About us: We own a wild bird feeding supply nature shop in East Lansing, Michigan,
a store that provides a wide variety of supplies to help you enjoy the birdwatching hobby.

This blog was created to answer frequently asked questions & to share nature stories and photographs.
To contribute, email me at bloubird@gmail.com.

Wednesday, March 8, 2017

How to provide extra calcium supplement for birds

Providing calcium is a great way to help your birds have healthy bones, beaks, feathers, and healthy eggs and babies. Many birds obtain calcium from mineral deposits in the dirt. Unfortunately, acid rain has leached calcium out of the soil making it harder for birds to get the required amount.

As nesting season approaches, calcium consumption becomes more important. In the spring, food and calcium availability can determine the total number of eggs that a female can lay. Eggs that lack the proper amount of calcium can have shells that are too thin and break or embryos that die due to excess evaporation through the thinner shell. Chicks also require extra calcium for growing bones. If given a choice between two foods that are identical in every respect except calcium level, young birds and laying females will select a calcium-adequate food more frequently than a calcium-deficient one.

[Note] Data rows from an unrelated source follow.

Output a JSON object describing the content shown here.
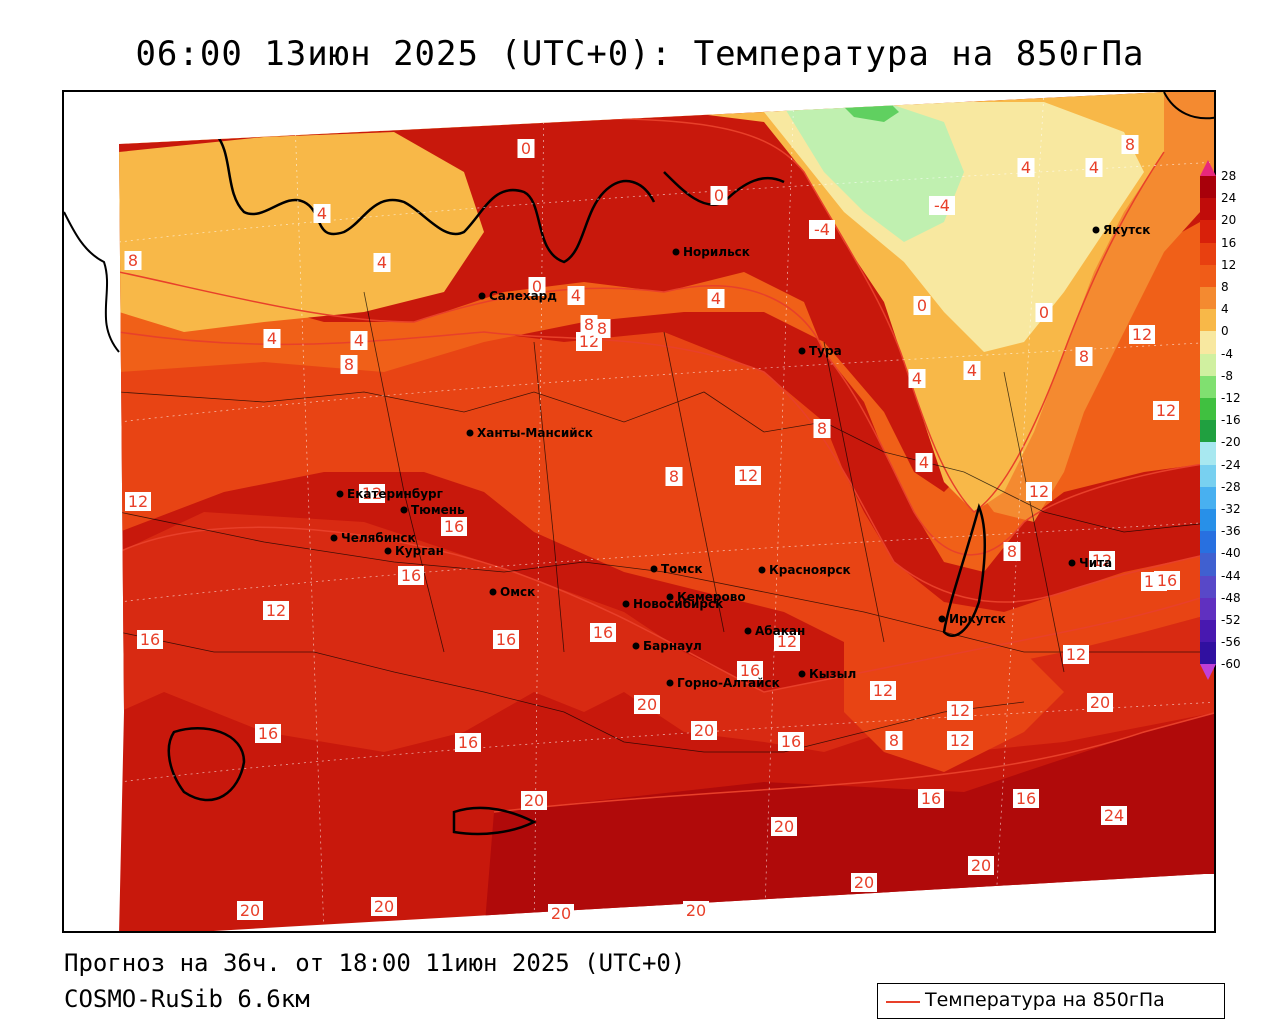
{
  "title": "06:00 13июн 2025 (UTC+0): Температура на 850гПа",
  "forecast_line": "Прогноз на 36ч. от 18:00 11июн 2025 (UTC+0)",
  "model_line": "COSMO-RuSib 6.6км",
  "legend_label": "Температура на 850гПа",
  "legend_color": "#e8402a",
  "colorbar": {
    "levels": [
      "28",
      "24",
      "20",
      "16",
      "12",
      "8",
      "4",
      "0",
      "-4",
      "-8",
      "-12",
      "-16",
      "-20",
      "-24",
      "-28",
      "-32",
      "-36",
      "-40",
      "-44",
      "-48",
      "-52",
      "-56",
      "-60"
    ],
    "colors": [
      "#e8287c",
      "#a8000a",
      "#c00c0a",
      "#d8200a",
      "#e84010",
      "#f05c18",
      "#f48a30",
      "#f8b848",
      "#f8e8a0",
      "#d0f0a0",
      "#80e070",
      "#40c040",
      "#20a040",
      "#a8e8f0",
      "#78d0f0",
      "#48b0f0",
      "#2890e8",
      "#2870e0",
      "#4060d0",
      "#5848c8",
      "#6030c0",
      "#4818b0",
      "#3010a0",
      "#c040d8"
    ]
  },
  "cities": [
    {
      "name": "Якутск"
    },
    {
      "name": "Норильск"
    },
    {
      "name": "Салехард"
    },
    {
      "name": "Тура"
    },
    {
      "name": "Ханты-Мансийск"
    },
    {
      "name": "Екатеринбург"
    },
    {
      "name": "Тюмень"
    },
    {
      "name": "Челябинск"
    },
    {
      "name": "Курган"
    },
    {
      "name": "Омск"
    },
    {
      "name": "Новосибирск"
    },
    {
      "name": "Томск"
    },
    {
      "name": "Кемерово"
    },
    {
      "name": "Красноярск"
    },
    {
      "name": "Барнаул"
    },
    {
      "name": "Абакан"
    },
    {
      "name": "Горно-Алтайск"
    },
    {
      "name": "Кызыл"
    },
    {
      "name": "Иркутск"
    },
    {
      "name": "Чита"
    }
  ],
  "contour_labels": [
    "0",
    "0",
    "0",
    "0",
    "4",
    "4",
    "4",
    "4",
    "4",
    "4",
    "4",
    "4",
    "4",
    "4",
    "4",
    "8",
    "8",
    "8",
    "8",
    "8",
    "8",
    "8",
    "8",
    "8",
    "12",
    "12",
    "12",
    "12",
    "12",
    "12",
    "12",
    "12",
    "12",
    "12",
    "12",
    "12",
    "12",
    "12",
    "16",
    "16",
    "16",
    "16",
    "16",
    "16",
    "16",
    "16",
    "16",
    "16",
    "16",
    "16",
    "16",
    "20",
    "20",
    "20",
    "20",
    "20",
    "20",
    "20",
    "20",
    "20",
    "20",
    "20",
    "24",
    "-4",
    "-4",
    "0",
    "8"
  ]
}
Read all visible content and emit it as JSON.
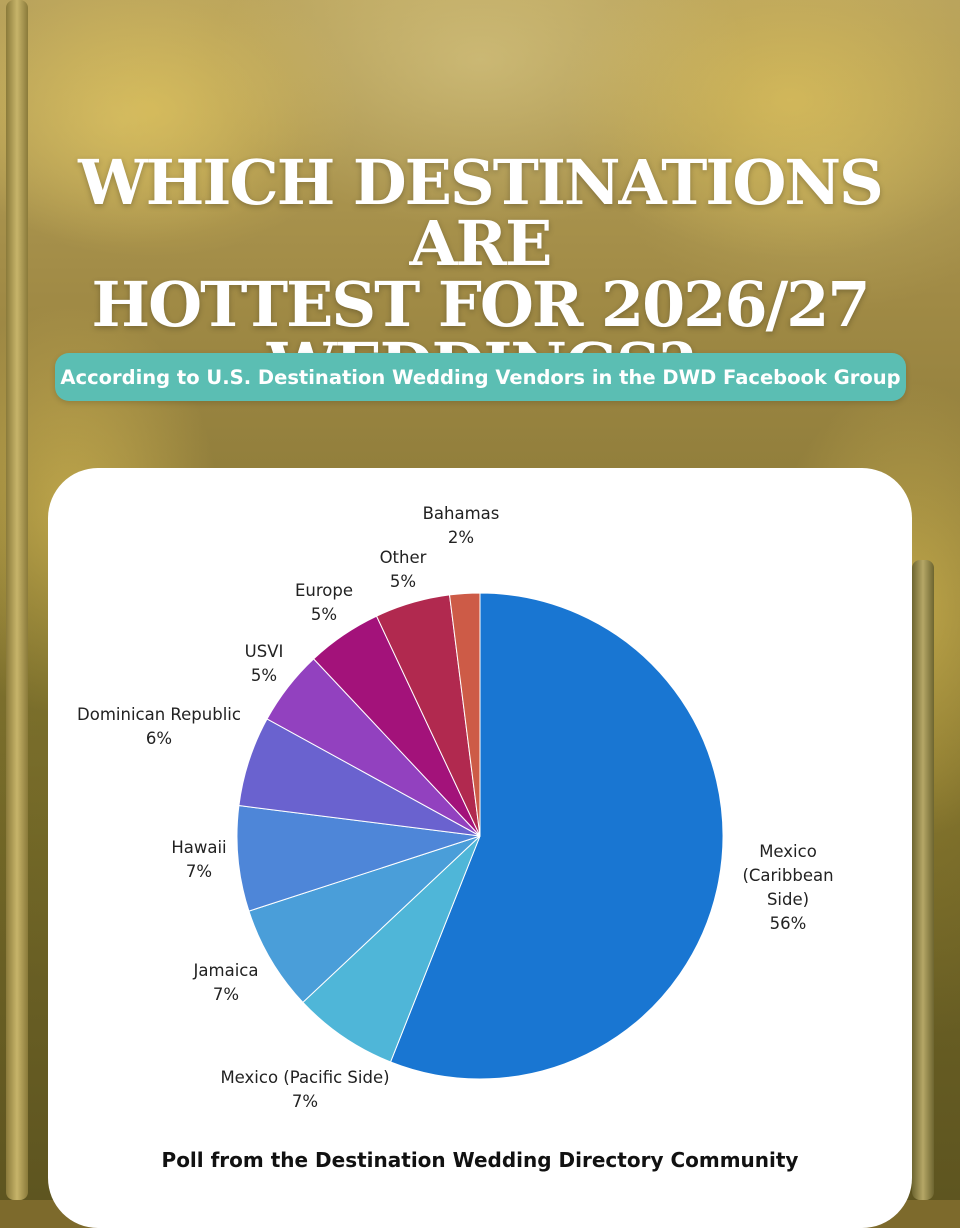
{
  "title_lines": [
    "WHICH DESTINATIONS ARE",
    "HOTTEST FOR 2026/27",
    "WEDDINGS?"
  ],
  "subtitle": "According to U.S. Destination Wedding Vendors in the DWD Facebook Group",
  "footer": "Poll from the Destination Wedding Directory Community",
  "chart_data": {
    "type": "pie",
    "title": "WHICH DESTINATIONS ARE HOTTEST FOR 2026/27 WEDDINGS?",
    "slices": [
      {
        "label": [
          "Mexico",
          "(Caribbean",
          "Side)"
        ],
        "name": "Mexico (Caribbean Side)",
        "value": 56,
        "pct": "56%",
        "color": "#1976d2"
      },
      {
        "label": [
          "Mexico (Pacific Side)"
        ],
        "name": "Mexico (Pacific Side)",
        "value": 7,
        "pct": "7%",
        "color": "#4fb6d8"
      },
      {
        "label": [
          "Jamaica"
        ],
        "name": "Jamaica",
        "value": 7,
        "pct": "7%",
        "color": "#4a9ed9"
      },
      {
        "label": [
          "Hawaii"
        ],
        "name": "Hawaii",
        "value": 7,
        "pct": "7%",
        "color": "#4e86d8"
      },
      {
        "label": [
          "Dominican Republic"
        ],
        "name": "Dominican Republic",
        "value": 6,
        "pct": "6%",
        "color": "#6a62cf"
      },
      {
        "label": [
          "USVI"
        ],
        "name": "USVI",
        "value": 5,
        "pct": "5%",
        "color": "#9241bf"
      },
      {
        "label": [
          "Europe"
        ],
        "name": "Europe",
        "value": 5,
        "pct": "5%",
        "color": "#a3127a"
      },
      {
        "label": [
          "Other"
        ],
        "name": "Other",
        "value": 5,
        "pct": "5%",
        "color": "#b1294f"
      },
      {
        "label": [
          "Bahamas"
        ],
        "name": "Bahamas",
        "value": 2,
        "pct": "2%",
        "color": "#cd5b47"
      }
    ]
  }
}
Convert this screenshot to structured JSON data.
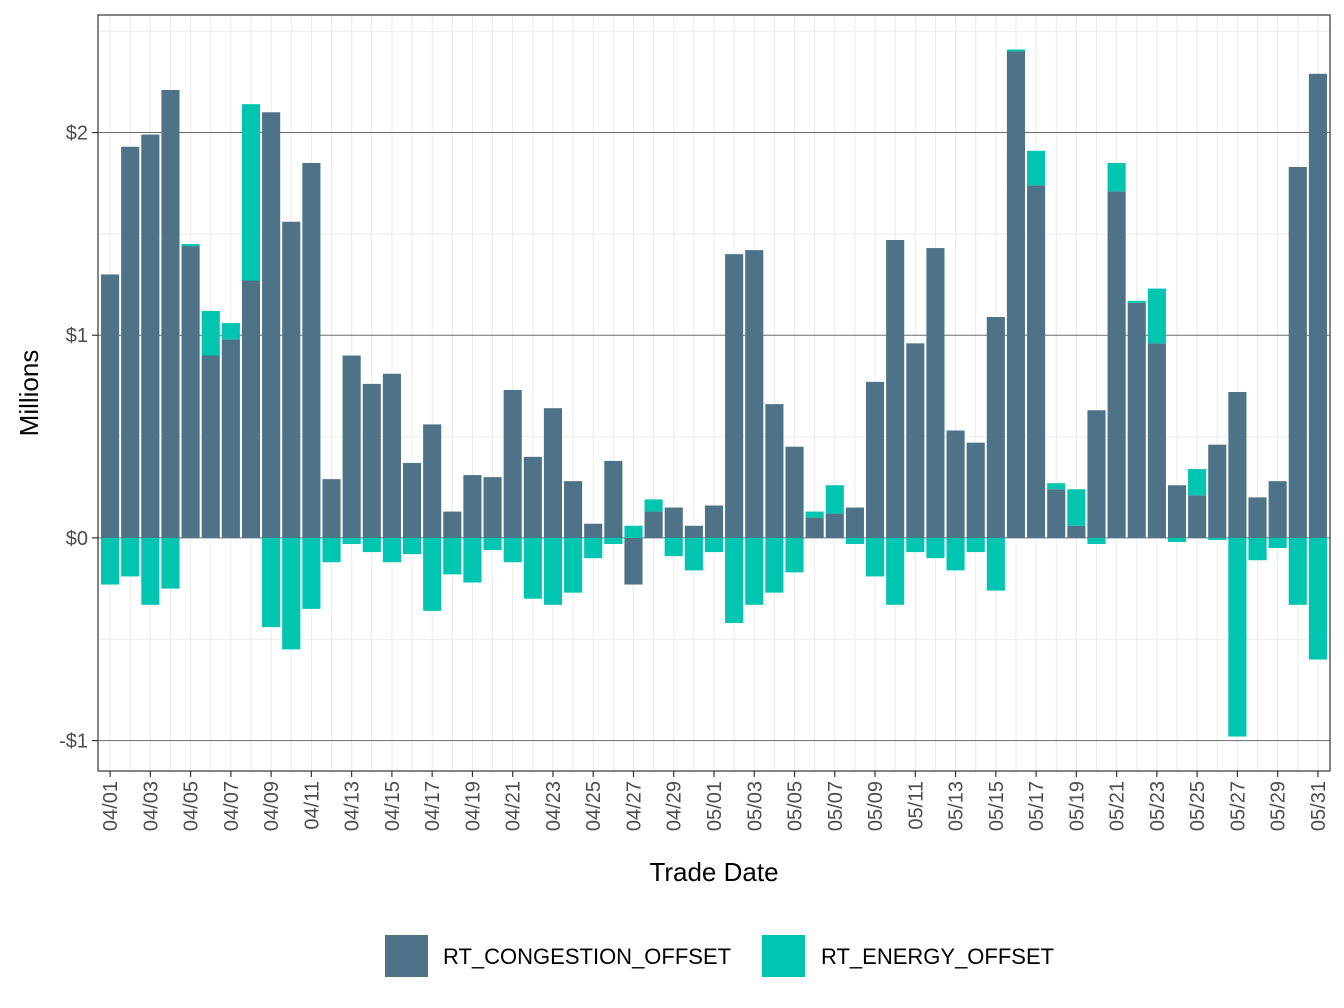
{
  "chart_data": {
    "type": "bar",
    "stacked": true,
    "title": "",
    "xlabel": "Trade Date",
    "ylabel": "Millions",
    "ylim": [
      -1.15,
      2.58
    ],
    "y_ticks": [
      {
        "value": -1,
        "label": "-$1"
      },
      {
        "value": 0,
        "label": "$0"
      },
      {
        "value": 1,
        "label": "$1"
      },
      {
        "value": 2,
        "label": "$2"
      }
    ],
    "grid": true,
    "legend_position": "bottom",
    "categories": [
      "04/01",
      "04/02",
      "04/03",
      "04/04",
      "04/05",
      "04/06",
      "04/07",
      "04/08",
      "04/09",
      "04/10",
      "04/11",
      "04/12",
      "04/13",
      "04/14",
      "04/15",
      "04/16",
      "04/17",
      "04/18",
      "04/19",
      "04/20",
      "04/21",
      "04/22",
      "04/23",
      "04/24",
      "04/25",
      "04/26",
      "04/27",
      "04/28",
      "04/29",
      "04/30",
      "05/01",
      "05/02",
      "05/03",
      "05/04",
      "05/05",
      "05/06",
      "05/07",
      "05/08",
      "05/09",
      "05/10",
      "05/11",
      "05/12",
      "05/13",
      "05/14",
      "05/15",
      "05/16",
      "05/17",
      "05/18",
      "05/19",
      "05/20",
      "05/21",
      "05/22",
      "05/23",
      "05/24",
      "05/25",
      "05/26",
      "05/27",
      "05/28",
      "05/29",
      "05/30",
      "05/31"
    ],
    "x_tick_labels": [
      "04/01",
      "04/03",
      "04/05",
      "04/07",
      "04/09",
      "04/11",
      "04/13",
      "04/15",
      "04/17",
      "04/19",
      "04/21",
      "04/23",
      "04/25",
      "04/27",
      "04/29",
      "05/01",
      "05/03",
      "05/05",
      "05/07",
      "05/09",
      "05/11",
      "05/13",
      "05/15",
      "05/17",
      "05/19",
      "05/21",
      "05/23",
      "05/25",
      "05/27",
      "05/29",
      "05/31"
    ],
    "series": [
      {
        "name": "RT_CONGESTION_OFFSET",
        "color": "#4E7389",
        "values": [
          1.3,
          1.93,
          1.99,
          2.21,
          1.44,
          0.9,
          0.98,
          1.27,
          2.1,
          1.56,
          1.85,
          0.29,
          0.9,
          0.76,
          0.81,
          0.37,
          0.56,
          0.13,
          0.31,
          0.3,
          0.73,
          0.4,
          0.64,
          0.28,
          0.07,
          0.38,
          -0.23,
          0.13,
          0.15,
          0.06,
          0.16,
          1.4,
          1.42,
          0.66,
          0.45,
          0.1,
          0.12,
          0.15,
          0.77,
          1.47,
          0.96,
          1.43,
          0.53,
          0.47,
          1.09,
          2.4,
          1.74,
          0.24,
          0.06,
          0.63,
          1.71,
          1.16,
          0.96,
          0.26,
          0.21,
          0.46,
          0.72,
          0.2,
          0.28,
          1.83,
          2.29
        ]
      },
      {
        "name": "RT_ENERGY_OFFSET",
        "color": "#00C5B1",
        "values": [
          -0.23,
          -0.19,
          -0.33,
          -0.25,
          0.01,
          0.22,
          0.08,
          0.87,
          -0.44,
          -0.55,
          -0.35,
          -0.12,
          -0.03,
          -0.07,
          -0.12,
          -0.08,
          -0.36,
          -0.18,
          -0.22,
          -0.06,
          -0.12,
          -0.3,
          -0.33,
          -0.27,
          -0.1,
          -0.03,
          0.06,
          0.06,
          -0.09,
          -0.16,
          -0.07,
          -0.42,
          -0.33,
          -0.27,
          -0.17,
          0.03,
          0.14,
          -0.03,
          -0.19,
          -0.33,
          -0.07,
          -0.1,
          -0.16,
          -0.07,
          -0.26,
          0.01,
          0.17,
          0.03,
          0.18,
          -0.03,
          0.14,
          0.01,
          0.27,
          -0.02,
          0.13,
          -0.01,
          -0.98,
          -0.11,
          -0.05,
          -0.33,
          -0.6
        ]
      }
    ]
  }
}
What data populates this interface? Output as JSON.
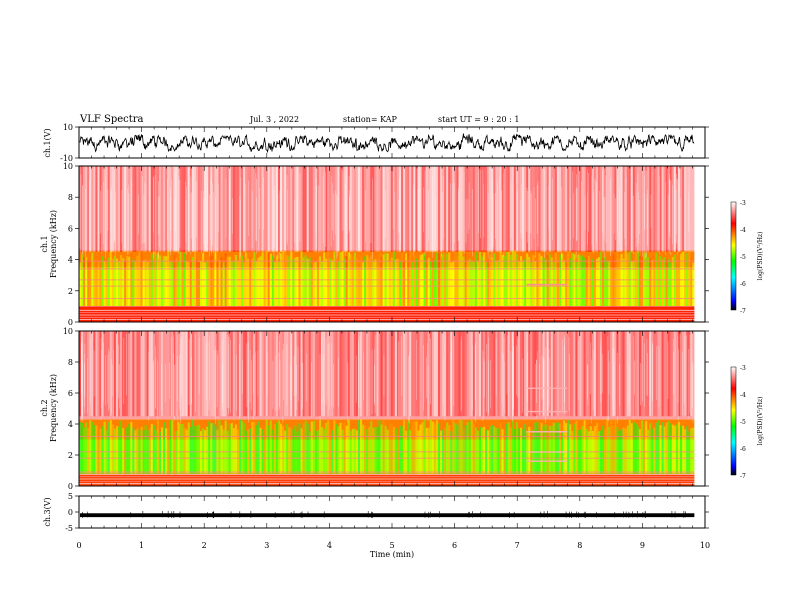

How can I provide my birds more calcium?
Ask for the purple bag. You can offer Wild Birds Unlimited’s No-Mess NM CD. It is sunflower seed with No-Messy shells, Calcium and Diced Peanuts. The hulled sunflower seed is for all the seed eating birds. The chopped peanuts is for all the bug eating birds and the calcium for all the feeder birds. The source of calcium is from finely ground and easily consumed oyster shells or limestone. This also gives them a source of grit, something else birds need to digest food.

You can also offer your wild birds crushed eggshells. Eggshells are about 95% calcium carbonate.